COMMENTARY: Breaking Up Is the Right Thing to Do

c. 2006 Religion News Service (UNDATED) In the wake of the midterm elections, here’s one American who’s ready for a divorce. Not for myself, but for the modern-day alliance between politics and religion. As with a couple who never belonged together in the first place, it’s past time these two separated. It’s hard to pinpoint […]

c. 2006 Religion News Service

(UNDATED) In the wake of the midterm elections, here’s one American who’s ready for a divorce.

Not for myself, but for the modern-day alliance between politics and religion. As with a couple who never belonged together in the first place, it’s past time these two separated.


It’s hard to pinpoint the exact date of their union, although certainly we can say that their passion has reached an all-time high in recent years.

But like lovers who come to a point at which they’re no longer good for each other, if indeed they ever were, this couple is overdue for a breakup.

So let the divorce proceedings begin. Let the grounds be incompatibility. And let me weigh in on the side of religion. It does not belong in a lovey-dovey relationship with politicians.

You can tell me until you’re blue in the face that believers in general and Christians in particular have a duty and a right to be involved in politics. I will concede that such a right exists.

But duty? Please.

Have we not learned anything from 2,000 years of Christianity?

It’s one thing for people of faith to become involved in politics and to work for the betterment of society. It’s natural and desirable for people to promote a moral foundation for their nation’s conduct.

But whenever church and state are too closely aligned, neither is well-served. Nor are the people they represent.

Such is the case, of late, with the Republican Party and the so-called “religious right.”


They got along best when they were in a friendly relationship. Each could keep its independence while sharing common goals with the other.

Though different, their priorities _ staying in office and serving God, respectively _ often dovetailed.

What better way for believers to serve God than to promote a moral society? And what better way for politicians to get and stay elected than to help those believers _ who are usually voters _ promote a moral society?

Alas, over time, votes and voters began to matter too much to the politicians, and the chance to personally influence public policy while rubbing elbows with famous politicians began to matter too much to the religious right.

Thus did a friendly relationship become intimate and inappropriate.

Now party leaders view conservative Christians as “values voters,” with an obvious emphasis on “voters.” They cultivate high-profile church leaders like James Dobson and the recently disgraced Ted Haggard because they know that happy Christians are voting Christians.

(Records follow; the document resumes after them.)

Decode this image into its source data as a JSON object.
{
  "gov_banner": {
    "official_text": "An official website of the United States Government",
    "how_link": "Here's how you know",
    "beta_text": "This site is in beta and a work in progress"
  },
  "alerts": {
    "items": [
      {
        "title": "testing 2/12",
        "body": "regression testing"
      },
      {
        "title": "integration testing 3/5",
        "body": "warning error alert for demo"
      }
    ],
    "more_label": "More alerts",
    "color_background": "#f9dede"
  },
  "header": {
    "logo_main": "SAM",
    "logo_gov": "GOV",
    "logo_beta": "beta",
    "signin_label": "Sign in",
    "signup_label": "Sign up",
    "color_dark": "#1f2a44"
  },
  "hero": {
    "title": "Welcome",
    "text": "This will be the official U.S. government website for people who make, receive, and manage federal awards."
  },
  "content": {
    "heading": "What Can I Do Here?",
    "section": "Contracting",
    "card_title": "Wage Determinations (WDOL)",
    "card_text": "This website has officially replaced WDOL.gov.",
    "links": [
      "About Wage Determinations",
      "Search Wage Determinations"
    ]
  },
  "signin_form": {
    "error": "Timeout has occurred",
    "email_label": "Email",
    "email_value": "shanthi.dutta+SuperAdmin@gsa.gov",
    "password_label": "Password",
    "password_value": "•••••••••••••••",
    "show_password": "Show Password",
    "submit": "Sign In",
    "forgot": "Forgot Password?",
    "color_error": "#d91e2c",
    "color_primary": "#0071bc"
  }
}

Shame on the party leaders.

Shame, too, on religious leaders who fail to realize that they’re being taken advantage of. They’ve allowed themselves to be used as vote-getters when their mission is to be shepherds.

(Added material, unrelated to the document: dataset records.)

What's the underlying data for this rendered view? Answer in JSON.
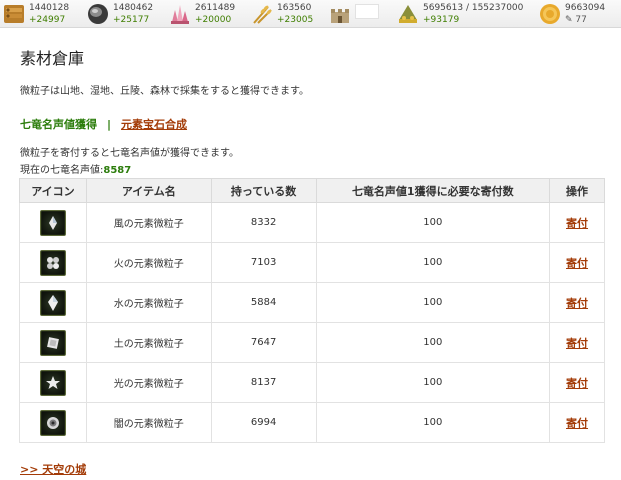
{
  "resources": [
    {
      "icon": "lumber-icon",
      "amount": "1440128",
      "gain": "+24997"
    },
    {
      "icon": "stone-icon",
      "amount": "1480462",
      "gain": "+25177"
    },
    {
      "icon": "crystal-icon",
      "amount": "2611489",
      "gain": "+20000"
    },
    {
      "icon": "wheat-icon",
      "amount": "163560",
      "gain": "+23005"
    },
    {
      "icon": "fortress-icon",
      "amount": "",
      "gain": ""
    },
    {
      "icon": "gold-pile-icon",
      "amount": "5695613 / 155237000",
      "gain": "+93179"
    },
    {
      "icon": "coin-icon",
      "amount": "9663094",
      "gain": "77"
    }
  ],
  "page": {
    "title": "素材倉庫",
    "description": "微粒子は山地、湿地、丘陵、森林で採集をすると獲得できます。"
  },
  "tabs": {
    "current": "七竜名声値獲得",
    "separator": "|",
    "other": "元素宝石合成"
  },
  "info": {
    "line1": "微粒子を寄付すると七竜名声値が獲得できます。",
    "fame_label": "現在の七竜名声値:",
    "fame_value": "8587"
  },
  "table": {
    "headers": [
      "アイコン",
      "アイテム名",
      "持っている数",
      "七竜名声値1獲得に必要な寄付数",
      "操作"
    ],
    "rows": [
      {
        "icon": "wind-particle-icon",
        "name": "風の元素微粒子",
        "owned": "8332",
        "required": "100",
        "action": "寄付"
      },
      {
        "icon": "fire-particle-icon",
        "name": "火の元素微粒子",
        "owned": "7103",
        "required": "100",
        "action": "寄付"
      },
      {
        "icon": "water-particle-icon",
        "name": "水の元素微粒子",
        "owned": "5884",
        "required": "100",
        "action": "寄付"
      },
      {
        "icon": "earth-particle-icon",
        "name": "土の元素微粒子",
        "owned": "7647",
        "required": "100",
        "action": "寄付"
      },
      {
        "icon": "light-particle-icon",
        "name": "光の元素微粒子",
        "owned": "8137",
        "required": "100",
        "action": "寄付"
      },
      {
        "icon": "dark-particle-icon",
        "name": "闇の元素微粒子",
        "owned": "6994",
        "required": "100",
        "action": "寄付"
      }
    ]
  },
  "footer": {
    "back_link": ">> 天空の城"
  }
}
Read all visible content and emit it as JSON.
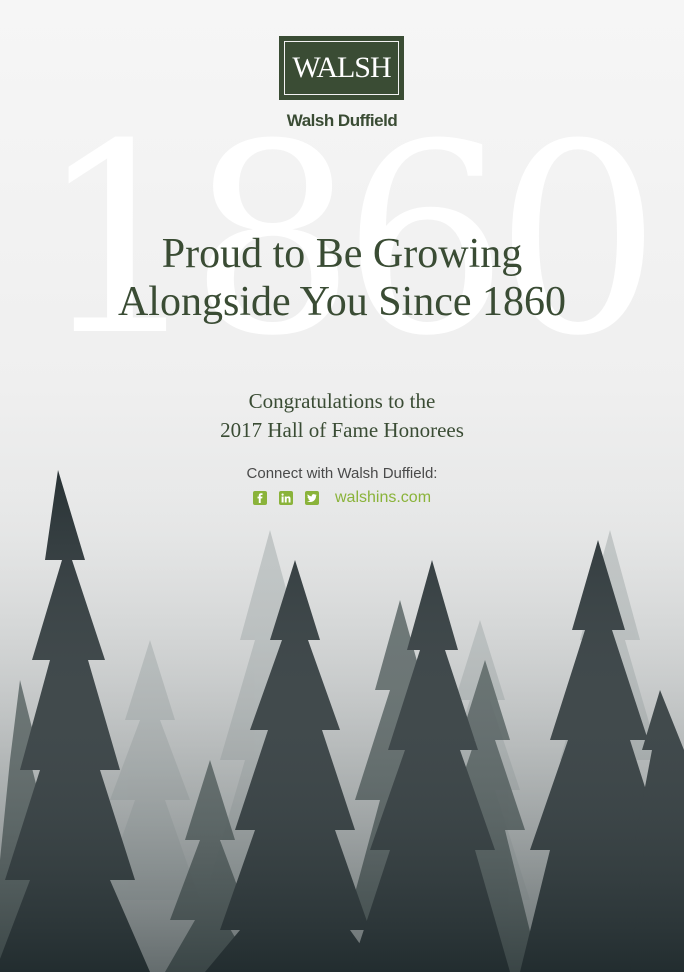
{
  "logo": {
    "wordmark": "WALSH",
    "name": "Walsh Duffield"
  },
  "hero": {
    "year": "1860",
    "headline_line1": "Proud to Be Growing",
    "headline_line2": "Alongside You Since 1860"
  },
  "subhead": {
    "line1": "Congratulations to the",
    "line2": "2017 Hall of Fame Honorees"
  },
  "connect": {
    "label": "Connect with Walsh Duffield:",
    "icons": [
      "facebook-icon",
      "linkedin-icon",
      "twitter-icon"
    ],
    "website": "walshins.com"
  },
  "colors": {
    "brand_green": "#3a4c34",
    "accent_green": "#8ab33a"
  }
}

The beloved evangelical leader Billy Graham, now elderly and infirm, advises religious leaders to learn from his mistakes. He admits that over the years he unwisely permitted himself to be used by Democratic and Republican presidents alike.

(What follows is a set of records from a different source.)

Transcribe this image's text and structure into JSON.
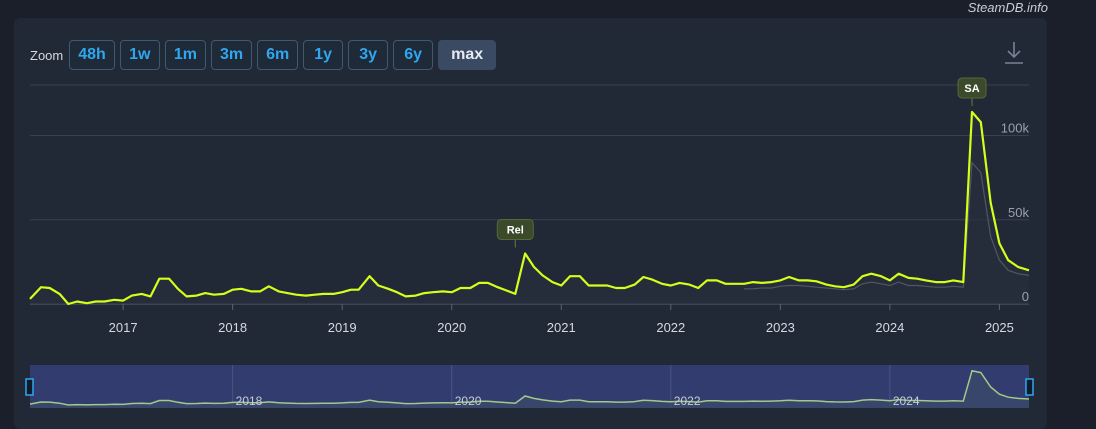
{
  "watermark": "SteamDB.info",
  "zoom": {
    "label": "Zoom",
    "buttons": [
      "48h",
      "1w",
      "1m",
      "3m",
      "6m",
      "1y",
      "3y",
      "6y",
      "max"
    ],
    "active": "max"
  },
  "colors": {
    "primary_line": "#d4ff1a",
    "secondary_line": "#8c8f96",
    "navigator_line": "#a3c98a",
    "flag_fill": "#3b4a2a"
  },
  "chart_data": {
    "type": "line",
    "xlim": [
      2016.15,
      2025.27
    ],
    "ylim": [
      0,
      130000
    ],
    "y_ticks": [
      0,
      50000,
      100000
    ],
    "y_tick_labels": [
      "0",
      "50k",
      "100k"
    ],
    "x_tick_labels": [
      "2017",
      "2018",
      "2019",
      "2020",
      "2021",
      "2022",
      "2023",
      "2024",
      "2025"
    ],
    "x_tick_values": [
      2017,
      2018,
      2019,
      2020,
      2021,
      2022,
      2023,
      2024,
      2025
    ],
    "grid": true,
    "series": [
      {
        "x": [
          2016.15,
          2016.25,
          2016.33,
          2016.42,
          2016.5,
          2016.58,
          2016.67,
          2016.75,
          2016.83,
          2016.92,
          2017.0,
          2017.08,
          2017.17,
          2017.25,
          2017.33,
          2017.42,
          2017.5,
          2017.58,
          2017.67,
          2017.75,
          2017.83,
          2017.92,
          2018.0,
          2018.08,
          2018.17,
          2018.25,
          2018.33,
          2018.42,
          2018.5,
          2018.58,
          2018.67,
          2018.75,
          2018.83,
          2018.92,
          2019.0,
          2019.08,
          2019.15,
          2019.25,
          2019.33,
          2019.42,
          2019.5,
          2019.58,
          2019.67,
          2019.75,
          2019.83,
          2019.92,
          2020.0,
          2020.08,
          2020.17,
          2020.25,
          2020.33,
          2020.42,
          2020.5,
          2020.58,
          2020.67,
          2020.75,
          2020.83,
          2020.92,
          2021.0,
          2021.08,
          2021.17,
          2021.25,
          2021.33,
          2021.42,
          2021.5,
          2021.58,
          2021.67,
          2021.75,
          2021.83,
          2021.92,
          2022.0,
          2022.08,
          2022.17,
          2022.25,
          2022.33,
          2022.42,
          2022.5,
          2022.58,
          2022.67,
          2022.75,
          2022.83,
          2022.92,
          2023.0,
          2023.08,
          2023.17,
          2023.25,
          2023.33,
          2023.42,
          2023.5,
          2023.58,
          2023.67,
          2023.75,
          2023.83,
          2023.92,
          2024.0,
          2024.08,
          2024.17,
          2024.25,
          2024.33,
          2024.42,
          2024.5,
          2024.58,
          2024.67,
          2024.75,
          2024.83,
          2024.92,
          2025.0,
          2025.08,
          2025.17,
          2025.27
        ],
        "y": [
          3000,
          10000,
          9500,
          6000,
          0,
          1500,
          500,
          1500,
          1500,
          2500,
          2000,
          5000,
          6000,
          4500,
          15000,
          15000,
          9000,
          4500,
          5000,
          6500,
          5500,
          6000,
          8500,
          9000,
          7500,
          7500,
          10500,
          7500,
          6500,
          5500,
          5000,
          5500,
          6000,
          6000,
          7000,
          8500,
          8500,
          16500,
          11000,
          9000,
          7000,
          4500,
          5000,
          6500,
          7000,
          7500,
          7000,
          9500,
          9500,
          12500,
          12500,
          10000,
          8000,
          6000,
          30000,
          22000,
          17000,
          13000,
          11000,
          16500,
          16500,
          11000,
          11000,
          11000,
          9500,
          9500,
          11500,
          16000,
          14500,
          12000,
          11000,
          12500,
          11500,
          9500,
          14000,
          14000,
          12000,
          12000,
          12000,
          13000,
          12500,
          13000,
          14000,
          16000,
          14000,
          14000,
          13500,
          11500,
          10500,
          10000,
          11500,
          16500,
          18000,
          16500,
          14000,
          18000,
          15500,
          15000,
          14000,
          13000,
          13000,
          14000,
          13000,
          114000,
          108000,
          60000,
          36000,
          26000,
          22000,
          20000
        ]
      },
      {
        "x": [
          2022.67,
          2022.75,
          2022.83,
          2022.92,
          2023.0,
          2023.08,
          2023.17,
          2023.25,
          2023.33,
          2023.42,
          2023.5,
          2023.58,
          2023.67,
          2023.75,
          2023.83,
          2023.92,
          2024.0,
          2024.08,
          2024.17,
          2024.25,
          2024.33,
          2024.42,
          2024.5,
          2024.58,
          2024.67,
          2024.75,
          2024.83,
          2024.92,
          2025.0,
          2025.08,
          2025.17,
          2025.27
        ],
        "y": [
          9000,
          9000,
          9500,
          9500,
          10500,
          11000,
          11000,
          10500,
          10000,
          9500,
          9000,
          8500,
          9000,
          12000,
          13000,
          12000,
          11000,
          13000,
          11000,
          11000,
          10500,
          10000,
          10000,
          10500,
          10000,
          84000,
          78000,
          40000,
          26000,
          20000,
          18000,
          17000
        ]
      }
    ],
    "flags": [
      {
        "label": "Rel",
        "x": 2020.58,
        "y": 30000
      },
      {
        "label": "SA",
        "x": 2024.75,
        "y": 114000
      }
    ],
    "navigator": {
      "xlim": [
        2016.15,
        2025.27
      ],
      "year_labels": [
        "2018",
        "2020",
        "2022",
        "2024"
      ],
      "year_values": [
        2018,
        2020,
        2022,
        2024
      ]
    }
  }
}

Now a new generation of religious leaders has been used, as confirmed by David Kuo, once the No. 2 man in the White House Office of Faith-Based and Community Initiatives. In his book, “Tempting Faith,” Kuo quotes White House staffers as referring to some religious-right leaders as “nuts,” “goofy” and “boorish.”

So much for respect.

Then again, religious leaders should not worry about earning the respect of politicians. They should worry about serving their flocks and their Master.

Neither has anything to do with politics.

KRE/PH/JL END COLEMAN

(Frances Coleman writes for The Press-Register of Mobile, Ala.)